A partir de l'analyse des 56.950 bâtiments nantais, ils sont arrivés à une estimation de 41,5 milliards d'euros pour l'immobilier nantais. Un chiffre qui place la ville derrière Paris, Marseille ou Nice (Lyon n'a pas encore fait l'objet d'une étude) mais devant Bordeaux (33 milliards d'euros) et Strasbourg (28 milliards d'euros).
Dans le détail, l'immobilier d'habitation (165. 543 logements) pèse 37,3 milliards d'euros, les bureaux (1,6 million de m² intra-muros) 3 milliards d'euros, les commerces et les boutiques (près de 4.000 locaux) 1,2 milliard d'euros.
À combien sont estimés le Château des Ducs ou le cours Cambronne ?
Plus anecdotique, les auteurs de l'étude ont également converti les bâtiments emblématiques de la ville en réserves foncières. À cette aune, combien vaudrait le Château des Ducs de Bretagne si, à sa place, étaient construits des F4 de bon standing ? Réponse : 240 millions d'euros. Selon la même logique, la cathédrale Saint-Pierre est estimée à 66,2 millions d'euros, le cours Cambronne à environ 37 millions d'euros.

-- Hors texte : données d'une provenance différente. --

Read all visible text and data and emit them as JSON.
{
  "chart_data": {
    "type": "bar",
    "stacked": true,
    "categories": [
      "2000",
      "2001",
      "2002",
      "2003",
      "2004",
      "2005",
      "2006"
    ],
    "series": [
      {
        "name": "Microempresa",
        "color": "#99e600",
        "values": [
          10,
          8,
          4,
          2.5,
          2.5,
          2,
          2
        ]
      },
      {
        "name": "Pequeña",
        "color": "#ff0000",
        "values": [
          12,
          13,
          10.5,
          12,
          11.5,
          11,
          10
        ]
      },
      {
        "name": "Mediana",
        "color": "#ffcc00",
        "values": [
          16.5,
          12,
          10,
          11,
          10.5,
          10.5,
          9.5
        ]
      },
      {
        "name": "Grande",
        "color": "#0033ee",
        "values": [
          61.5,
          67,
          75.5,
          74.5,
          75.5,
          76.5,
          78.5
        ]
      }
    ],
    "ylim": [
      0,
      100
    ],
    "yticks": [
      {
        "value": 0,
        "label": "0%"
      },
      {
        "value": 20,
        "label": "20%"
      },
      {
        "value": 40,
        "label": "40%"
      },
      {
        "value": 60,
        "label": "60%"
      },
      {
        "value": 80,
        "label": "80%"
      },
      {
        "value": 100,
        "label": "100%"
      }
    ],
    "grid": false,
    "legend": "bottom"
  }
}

Un patrimoine immobilier détenu majoritairement par des personnes physiques
Depuis 2000, la population nantaise a augmenté de 11%, le nombre de logements de 24%. 77% des bâtiments sont des immeubles collectifs, 22% des maisons individuelles, une proportion élevée par rapport aux autres villes. De ce fait, le " taux de verticalité " (le nombre d'appartements par bâtiment) est également plus faible qu'ailleurs : il est de 2,9% contre 5,35% pour l'ensemble des grandes villes françaises (14,2% à Paris).
Les résidents nantais sont également plus souvent qu'ailleurs des propriétaires (38% contre 28% à Strasbourg par exemple). Mais la vraie spécificité de la ville réside dans la détention de son patrimoine immobilier avec un pourcentage élevé d'immeubles détenus par une personne physique, soit 45,3% contre 16% à Paris. La taille relativement petite des immeubles nantais permet en effet de les conserver en patrimoine et en héritage. La part des immeubles détenus en copropriété est également inférieure (42,5%) à celle détenu par les particuliers. Avec près de 6% du patrimoine immobilier nantais, la Ville de Nantes est le troisième principal propriétaire de l'immobilier nantais. En revanche, les banques, les compagnies d'assurance et les investisseurs sont peu représentés.